Tanda-tandanya: celah kuku bengkak dan megeluarkan cairan putih keruh. Kulit kuku mengelupas, timbul benjolan yang menyakitkan hingga si kambing berjalan pincang dan bisa berakhir dengan kelumpuhan. 

Cara mengobatinya: bersihkan dan potong kukunya, siramkan alkohol lalu perban kaki kambing dan hindarkan dari tempat kotor yang tergenang air.

14. Pneumonia
Umumnya disebabkan karena keadaan udara yang lembap, dingin dan kotor serta kambing yang tidak terpelihara dengan baik. 

Gejalanya: kambing sulit bernafas, nafsu makan hilang, sering batuk dan juga demam. 

Jagalah kandang agar tidak lembap, selalu bersih, tidak tergenang air, menutup kandang jika angin kencang dan lakukan karantina pada kambing sakit. 

Pengobatan yang dapat dilakukan adalah dengan memberikan preparat antibiotik.

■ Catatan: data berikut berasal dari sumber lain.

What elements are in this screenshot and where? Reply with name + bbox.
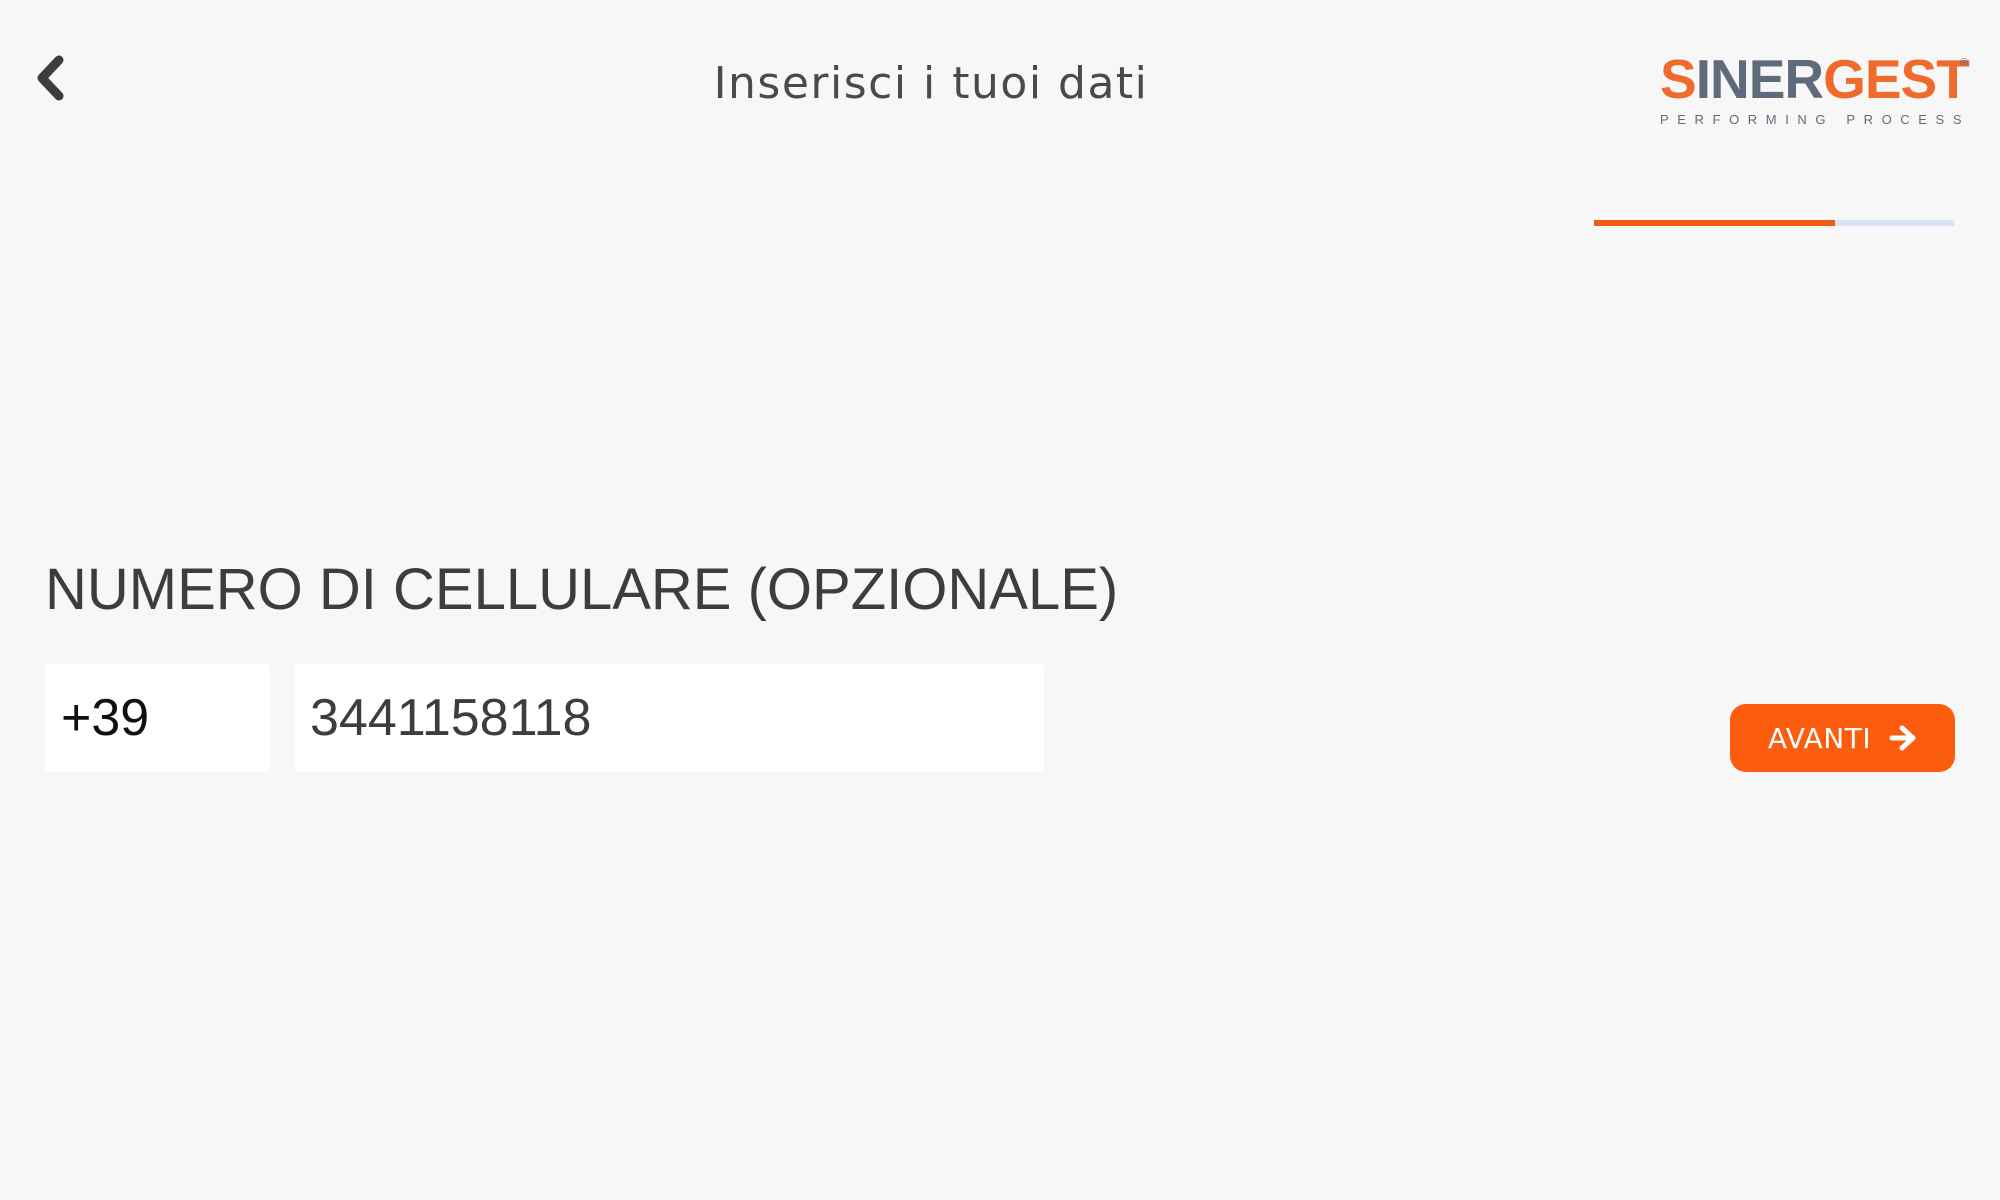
arrow-right-icon — [1889, 725, 1917, 751]
progress-fill — [1594, 220, 1836, 226]
logo-wordmark: SINERGEST — [1660, 48, 1970, 110]
progress-bar — [1594, 220, 1954, 226]
registered-mark: ® — [1960, 57, 1969, 69]
phone-number-field[interactable] — [294, 664, 1044, 772]
next-button-label: AVANTI — [1767, 721, 1872, 755]
sinergest-logo: SINERGEST ® PERFORMING PROCESS — [1660, 48, 1971, 128]
page-title: Inserisci i tuoi dati — [713, 58, 1149, 109]
country-code-field[interactable] — [45, 664, 270, 772]
phone-field-label: NUMERO DI CELLULARE (OPZIONALE) — [45, 557, 1119, 622]
next-button[interactable]: AVANTI — [1730, 704, 1955, 772]
logo-tagline: PERFORMING PROCESS — [1660, 112, 1971, 127]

15. Konstipasi atau Sembelit
Sembelit adalah kelainan pada sistem pencernaan mengalami pengerasan feses atau tinja yang berlebihan sehingga sulit untuk dibuang atau dikeluarkan dan dapat menyebabkan kesakitan yang
hebat,dan bisa berakibat fatal.

Penyebab Penyebab umum konstipasi atau sembelit antara lain :kekurangan cairan tubuh atau dehidrasi, pengaruh hormon dalam tubuh, kelainan anatomis pada sistem pencernaan, kekurangan asupan vitamin C, disebabkan oleh penyakit, kekurangan makanan berserat, dan masih banyak lainnya.

Tanda dan gejala

Pengendalian Sembelit pada Anak Kambing, yakni: Rumen atau Perut penuh, dan bahkan terasa kaku. Tubuh lesu, lemah, tidak lincah, mata sayu.
Tinja atau feses lebih keras, dan berwarna lebih gelap daripada biasanya, dan lebih sedikit daripada biasanya Bagian anus atau dubur terasa penuh, tidak plong, dan terganjal sesuatu disertai sakit akibat bergesekan dengan tinja atau feses yang kering dan keras. Usus kurang elastis. 

Pengobatan
Perah susu induk, masukkan dalam dot bayi, kemudian sedikit dipaksakan dalam
memberi susu mengunakan dot.

Beri obat pencernaan “DIALAC / BIO L” atau sejenisnya. Jika masih sembelit juga, maka dengan terpaksa, celupkan jari kelingking pada minyak goreng kemudian masukkan ke dubur secara perlahan dan ambil feses yang menyumbat dubur satu persatu, hati­hati jika tampak darah pada feses, sebaiknya dihentikan. 

Jika terasa belum maksimal maka: Ambil sabun bayi “Johnson;s baby top­to­toe wash”, ambil wadah tuangkan sabun bayi secukupnya tambahkan air kemudian aduk rata. Ambil suntikan tanpa jarum ukuran 1ml, ambil cairan sabun dengan suntikan masukkan kedubur sebanyak 10ml. Feses keras akan
keluar dengan sendirinya.

“DILARANG MENGGUNAKAN SABUN ORANG DEWASA KARENA KADAR pH­nya
SANGAT TINGGI MAKA DAPAT MERUSAK SISTEM PENCERNAAN”.